Last week, I had the privilege of leading a full-day risk summit on information security (cyber) risk in Orlando at the 2016 Infosec World conference.
Over 50 professionals attended the summit, representing a wide variety of industries and roles. Alongside me in providing the seminar were two outstanding professionals and friends of mine: Evan Wheeler (VP of Operational Risk at DTCC) and Ron Woerner (Director of Cyber Security Studies at Bellevue University).
We started out the day by asking attendees to answer a small set of questions in a survey:
- How much experience do you have with risk management?
- What are the top 3 risks for your organization?
- From the topics in the agenda, what are your greatest pain points?
The results were… interesting.
It’s important to know up-front that most of those in attendance were not rookies in the field — as illustrated below:
I’ll also add that during the course of the day many of these people showed very strong critical thinking skills, as evidenced by the excellent questions they asked and observations they made.

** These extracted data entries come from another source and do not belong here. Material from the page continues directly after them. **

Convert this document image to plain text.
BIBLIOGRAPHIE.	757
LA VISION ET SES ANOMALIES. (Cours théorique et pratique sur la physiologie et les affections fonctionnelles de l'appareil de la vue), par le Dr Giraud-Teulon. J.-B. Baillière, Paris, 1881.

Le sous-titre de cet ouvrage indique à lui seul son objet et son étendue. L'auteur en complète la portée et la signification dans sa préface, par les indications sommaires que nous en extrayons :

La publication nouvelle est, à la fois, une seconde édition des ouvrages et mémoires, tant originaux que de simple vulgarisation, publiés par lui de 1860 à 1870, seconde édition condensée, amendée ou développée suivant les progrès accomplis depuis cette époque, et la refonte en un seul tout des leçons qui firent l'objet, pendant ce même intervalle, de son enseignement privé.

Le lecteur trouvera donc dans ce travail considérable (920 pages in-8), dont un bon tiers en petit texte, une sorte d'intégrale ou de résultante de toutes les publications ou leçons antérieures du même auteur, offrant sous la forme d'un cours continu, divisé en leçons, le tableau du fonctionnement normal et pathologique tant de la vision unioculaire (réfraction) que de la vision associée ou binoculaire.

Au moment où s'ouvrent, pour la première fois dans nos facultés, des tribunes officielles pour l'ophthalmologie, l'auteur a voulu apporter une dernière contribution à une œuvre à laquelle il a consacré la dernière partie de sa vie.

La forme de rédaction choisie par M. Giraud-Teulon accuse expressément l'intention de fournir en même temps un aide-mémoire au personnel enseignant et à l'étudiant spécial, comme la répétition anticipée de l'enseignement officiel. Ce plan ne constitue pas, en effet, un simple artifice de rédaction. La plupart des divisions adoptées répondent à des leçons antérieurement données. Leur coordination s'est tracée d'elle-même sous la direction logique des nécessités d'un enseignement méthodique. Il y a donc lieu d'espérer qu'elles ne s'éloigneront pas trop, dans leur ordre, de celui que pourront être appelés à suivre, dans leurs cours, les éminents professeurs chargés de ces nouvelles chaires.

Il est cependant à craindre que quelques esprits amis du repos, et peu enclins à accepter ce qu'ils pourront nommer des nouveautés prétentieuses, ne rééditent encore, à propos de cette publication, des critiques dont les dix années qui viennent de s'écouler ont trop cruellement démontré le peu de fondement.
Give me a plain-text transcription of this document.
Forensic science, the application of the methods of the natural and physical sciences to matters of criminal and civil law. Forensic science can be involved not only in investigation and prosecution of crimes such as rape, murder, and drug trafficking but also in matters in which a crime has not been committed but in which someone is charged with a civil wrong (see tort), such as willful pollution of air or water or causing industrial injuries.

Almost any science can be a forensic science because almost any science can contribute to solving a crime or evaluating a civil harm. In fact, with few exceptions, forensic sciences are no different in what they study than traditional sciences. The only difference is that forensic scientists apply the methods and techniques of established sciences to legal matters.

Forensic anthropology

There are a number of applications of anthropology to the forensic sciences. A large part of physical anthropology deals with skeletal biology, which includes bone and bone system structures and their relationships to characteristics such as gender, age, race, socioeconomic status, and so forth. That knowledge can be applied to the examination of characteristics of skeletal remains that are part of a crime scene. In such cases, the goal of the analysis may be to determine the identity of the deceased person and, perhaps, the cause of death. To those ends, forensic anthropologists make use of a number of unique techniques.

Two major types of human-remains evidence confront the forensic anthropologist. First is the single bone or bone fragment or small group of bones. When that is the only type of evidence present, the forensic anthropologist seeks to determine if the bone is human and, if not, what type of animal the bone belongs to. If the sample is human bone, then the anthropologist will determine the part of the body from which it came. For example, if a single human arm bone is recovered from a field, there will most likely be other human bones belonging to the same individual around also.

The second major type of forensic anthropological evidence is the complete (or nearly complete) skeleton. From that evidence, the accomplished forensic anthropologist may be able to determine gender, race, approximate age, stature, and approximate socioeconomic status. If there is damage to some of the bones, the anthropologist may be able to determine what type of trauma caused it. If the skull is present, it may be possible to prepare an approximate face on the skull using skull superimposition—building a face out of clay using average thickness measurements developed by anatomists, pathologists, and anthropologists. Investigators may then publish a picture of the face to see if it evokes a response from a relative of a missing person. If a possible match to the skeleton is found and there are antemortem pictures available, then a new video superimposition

But even good critical thinking skills will only get you so far if you’re forced to operate from a shaky foundation…
Top 3 Risks
I had a hunch going in regarding how this would turn out, and I wasn’t disappointed. Below is the word cloud that represents the top risks in the eyes of those in attendance:
This isn’t the first time I’ve seen people, regulatory, insiders, data loss, phishing, and vendors described as top risks. Unfortunately, most of these aren’t risks, which simply reinforces the confusion about risk that I wrote about in the first two posts of my prioritization blog series.
The last question in the survey though, is where I believe one of the key challenges in our profession was really highlighted. The chart below shows how the answers played out:
The numbers in the circles represent the average from all of the ratings on each pain point (on a scale of 1 to 10). You can also see the shaded distribution outlines along each scale, which shows the degree of consistency within the answers. Confusion about risk ranked lowest, while risk measurement and communication ranked highest. Here’s the problem though; from everything I see in our profession, there is tremendous confusion about risk, beginning with what it is in the first place (witness the word-cloud above). Without clarity on that, there is no way that you can measure and communicate it effectively. Furthermore, without effective measurement, it is nearly impossible to prioritize effectively (at least with any degree of confidence).
So here’s my take on what this suggests. As as a profession:
- We recognize that we struggle to measure and communicate risk effectively.
- We don’t recognize (or at least we under-appreciate the significance of) the level of confusion in our industry about what risk is and how that affects our ability to measure it.
- We prioritize the stuff on our plates (because we have to) but probably give ourselves too much credit for how well we do it given that overall we aren't good at measuring risk and aren't clear on what risk is in the first place.
The bottom line is that until we get clarity on risk, everything else is a crapshoot.
Clearly, this is a small, not-entirely-random sample (comprised of people who paid to attend a day-long risk seminar), but I’ll be gathering more data over the coming weeks from groups that are going to be more general in nature. It will be interesting to see whether additional data sheds different light on the subject, or whether it simply reinforces my suspicions.